りっくんが「うわっ」って言って、それから「ははっ」って笑った。
「わ、わらわないでっ」
みっともなく歪んだ声で訴えて、ベッドに片膝を付いているりっくんに、ぎゅうぎゅう抱きついた。
「ごめんごめん、空。だってお前が可愛すぎて…」
笑わないでって言ってるのに、りっくんはくすくす笑い続けてる。
でも僕をしっかり抱きしめてくれてるから、いいことにする。
「…っくん、りっくん、ぼく…」
「うん?」
くっついたら、りっくんもドキドキしてるのが分かった。
ぼくと、おんなじ
「…な、なる。…なりたい…。りっくんの…恋人…に…」
鼻を啜りながら、掠れた声でなんとか言った。
「マジで…?」って言ったりっくんの声も掠れててドキドキした。
僕を抱きしめてるりっくんの腕の力が更に強くなって苦しい。
苦しいけど、嬉しい。
僕もりっくんの身体に回した腕に力を込めた。
「ははっ、やばい。ちょっとこれは…、大学受かった時よりうれしーかも」
りっくんが少し掠れた声で僕に頬擦りしながら言う。
「俺、告白したの初めてなんだよ、空。こんな緊張すんだな。血管爆発しそうなんだけど」
みんなすげぇな、ってりっくんが笑った。
「好きだよ、空。ずっとずっと好きだった。好きで好きで、避けるしかできなかった。手に入るなんて…っ」
腕を緩めて、りっくんが僕の頭を撫でる。
こんなに笑顔のりっくん、久しぶりに見た。
小学生の時みたい…。
中学生、高校生のりっくんは、母の言うところの『アンニュイな雰囲気』で、いつも気怠そうな表情をしてた。笑ってても、全開の笑顔じゃなかった。
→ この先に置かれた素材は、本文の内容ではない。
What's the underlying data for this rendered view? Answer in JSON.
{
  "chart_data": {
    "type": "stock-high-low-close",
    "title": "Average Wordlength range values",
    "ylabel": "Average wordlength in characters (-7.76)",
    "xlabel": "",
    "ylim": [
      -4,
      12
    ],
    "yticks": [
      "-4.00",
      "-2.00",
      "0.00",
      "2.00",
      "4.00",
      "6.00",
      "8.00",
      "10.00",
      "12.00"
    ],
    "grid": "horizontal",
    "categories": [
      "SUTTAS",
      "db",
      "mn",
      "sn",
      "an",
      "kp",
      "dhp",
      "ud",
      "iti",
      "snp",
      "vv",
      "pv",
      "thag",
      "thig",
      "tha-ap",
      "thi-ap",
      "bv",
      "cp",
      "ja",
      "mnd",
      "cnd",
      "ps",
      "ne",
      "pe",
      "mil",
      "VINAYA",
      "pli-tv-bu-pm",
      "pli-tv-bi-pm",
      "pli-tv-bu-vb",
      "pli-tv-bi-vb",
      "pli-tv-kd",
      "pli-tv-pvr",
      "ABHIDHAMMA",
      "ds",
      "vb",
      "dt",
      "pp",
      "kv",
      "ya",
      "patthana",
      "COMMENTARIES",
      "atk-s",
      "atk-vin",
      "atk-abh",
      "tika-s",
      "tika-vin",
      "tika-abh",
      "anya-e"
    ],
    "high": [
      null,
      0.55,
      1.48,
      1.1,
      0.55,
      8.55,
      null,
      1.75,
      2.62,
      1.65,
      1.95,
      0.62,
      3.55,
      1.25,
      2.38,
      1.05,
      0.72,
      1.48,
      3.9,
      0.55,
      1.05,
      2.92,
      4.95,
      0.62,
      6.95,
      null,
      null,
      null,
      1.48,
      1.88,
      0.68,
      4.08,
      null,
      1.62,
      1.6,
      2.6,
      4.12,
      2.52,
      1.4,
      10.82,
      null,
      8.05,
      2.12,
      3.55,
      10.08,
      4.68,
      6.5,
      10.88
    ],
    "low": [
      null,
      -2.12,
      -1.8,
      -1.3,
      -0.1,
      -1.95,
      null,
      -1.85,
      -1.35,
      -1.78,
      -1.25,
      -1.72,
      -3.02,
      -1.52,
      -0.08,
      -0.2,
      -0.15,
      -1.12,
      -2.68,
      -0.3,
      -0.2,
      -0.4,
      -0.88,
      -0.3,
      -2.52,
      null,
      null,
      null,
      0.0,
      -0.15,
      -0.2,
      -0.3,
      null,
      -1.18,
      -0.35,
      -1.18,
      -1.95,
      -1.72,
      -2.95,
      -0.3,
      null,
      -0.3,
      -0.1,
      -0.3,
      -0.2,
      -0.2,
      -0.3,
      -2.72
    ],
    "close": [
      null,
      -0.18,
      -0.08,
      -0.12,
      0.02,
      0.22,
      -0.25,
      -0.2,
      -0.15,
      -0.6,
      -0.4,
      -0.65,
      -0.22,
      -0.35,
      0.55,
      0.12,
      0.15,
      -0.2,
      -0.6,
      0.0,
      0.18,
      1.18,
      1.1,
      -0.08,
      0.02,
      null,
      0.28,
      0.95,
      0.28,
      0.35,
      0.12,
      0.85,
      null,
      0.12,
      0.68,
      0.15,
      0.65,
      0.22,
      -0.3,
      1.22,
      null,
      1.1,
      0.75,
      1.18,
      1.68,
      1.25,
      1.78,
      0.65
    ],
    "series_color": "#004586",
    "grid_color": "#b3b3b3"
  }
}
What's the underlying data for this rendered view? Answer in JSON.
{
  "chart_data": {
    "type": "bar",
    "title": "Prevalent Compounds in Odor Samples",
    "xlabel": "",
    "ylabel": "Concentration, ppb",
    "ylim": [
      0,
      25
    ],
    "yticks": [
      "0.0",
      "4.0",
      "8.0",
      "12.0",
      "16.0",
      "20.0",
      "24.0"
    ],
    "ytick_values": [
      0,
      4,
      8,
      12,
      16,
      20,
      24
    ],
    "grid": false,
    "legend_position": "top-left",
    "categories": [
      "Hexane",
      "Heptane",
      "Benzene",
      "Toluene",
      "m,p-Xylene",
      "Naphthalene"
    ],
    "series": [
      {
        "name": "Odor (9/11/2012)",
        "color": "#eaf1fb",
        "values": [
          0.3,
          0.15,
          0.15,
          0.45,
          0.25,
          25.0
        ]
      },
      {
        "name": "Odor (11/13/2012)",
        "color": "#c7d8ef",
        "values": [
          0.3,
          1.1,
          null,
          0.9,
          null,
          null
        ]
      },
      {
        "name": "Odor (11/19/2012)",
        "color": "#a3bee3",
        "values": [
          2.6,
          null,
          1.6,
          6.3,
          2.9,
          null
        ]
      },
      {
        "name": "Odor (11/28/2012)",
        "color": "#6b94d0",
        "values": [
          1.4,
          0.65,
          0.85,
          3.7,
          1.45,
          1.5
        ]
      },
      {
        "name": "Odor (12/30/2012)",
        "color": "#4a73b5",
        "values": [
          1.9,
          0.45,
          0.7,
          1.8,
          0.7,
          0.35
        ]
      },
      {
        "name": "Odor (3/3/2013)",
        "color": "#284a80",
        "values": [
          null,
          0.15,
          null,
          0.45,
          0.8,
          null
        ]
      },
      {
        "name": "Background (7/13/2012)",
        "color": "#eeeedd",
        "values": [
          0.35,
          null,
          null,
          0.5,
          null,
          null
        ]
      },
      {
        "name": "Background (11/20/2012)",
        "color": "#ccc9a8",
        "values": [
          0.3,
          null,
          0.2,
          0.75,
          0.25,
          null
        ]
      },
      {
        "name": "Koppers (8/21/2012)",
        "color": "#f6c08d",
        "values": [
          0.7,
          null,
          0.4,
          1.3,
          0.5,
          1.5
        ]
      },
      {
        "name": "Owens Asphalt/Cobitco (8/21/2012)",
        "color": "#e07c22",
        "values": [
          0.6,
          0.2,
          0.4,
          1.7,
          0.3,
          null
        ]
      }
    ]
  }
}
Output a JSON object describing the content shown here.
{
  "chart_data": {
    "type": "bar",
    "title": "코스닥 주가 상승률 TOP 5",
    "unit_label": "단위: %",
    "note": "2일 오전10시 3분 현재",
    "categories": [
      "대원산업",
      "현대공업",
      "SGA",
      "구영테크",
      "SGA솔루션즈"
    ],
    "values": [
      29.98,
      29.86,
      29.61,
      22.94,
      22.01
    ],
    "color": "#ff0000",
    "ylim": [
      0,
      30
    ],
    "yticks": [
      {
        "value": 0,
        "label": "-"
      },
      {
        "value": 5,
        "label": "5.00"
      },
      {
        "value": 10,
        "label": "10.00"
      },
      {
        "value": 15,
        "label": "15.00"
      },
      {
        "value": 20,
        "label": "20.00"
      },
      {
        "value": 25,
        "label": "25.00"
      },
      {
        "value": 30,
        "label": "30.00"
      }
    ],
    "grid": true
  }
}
かったるそうなりっくんも格好いいけど、笑顔はもっといい。
さっきは「笑わないで」って言ったくせに、僕は今そんなことを考えてる。
「も、ぜってぇ逃さねぇから」
また、りっくんは両腕で僕をぎゅうって抱きしめた。
「…逃げたり、しないよ…?」
なんかくすぐったい。
僕もりっくんの背中に回した手で、力いっぱいしがみつく。
「…好きな子抱きしめるのって、こんな幸せなんだな…」
しみじみって感じで呟いたりっくんの言葉でまた視界が潤んだ。
「しかも初恋だし…」
「え…?」
思わずりっくんを見上げた。
「意外だった?俺、遅いんだよ初恋。小学校の頃とかバレンタインに告白されたりしてもよく分かんなかったし…」
りっくんが僕を抱いたまま「よいしょ」と方向転換してベッドに腰掛けた。僕は、あれよあれよという間に、りっくんを跨いで向かい合わせに膝に乗せられてしまった。
は、はずかし…っ
更に心臓がドキドキ、ドキドキ鳴って、どっと汗が吹き出した。
「初恋は実らないって言うけど、あれ嘘だな」
りっくんは膝に乗せた僕を嬉しそうに抱きしめた。僕はりっくんの肩の上に腕を回して抱きついて「うん」って応えた。
「空もそう思うの?」
りっくんの低い声が耳元で聞こえてぞくっとした。僕はもう一度「うん」って小さく応えた。
「…だ…って…、ぼくも…」
喉がきゅうってなって上手く喋れない。
「うん?」
りっくんが少し腕を緩めて僕を見上げた。
「ぼく…も、そう、だから…」
浅い呼吸を繰り返して、しゃくり上げそうになりながら言った。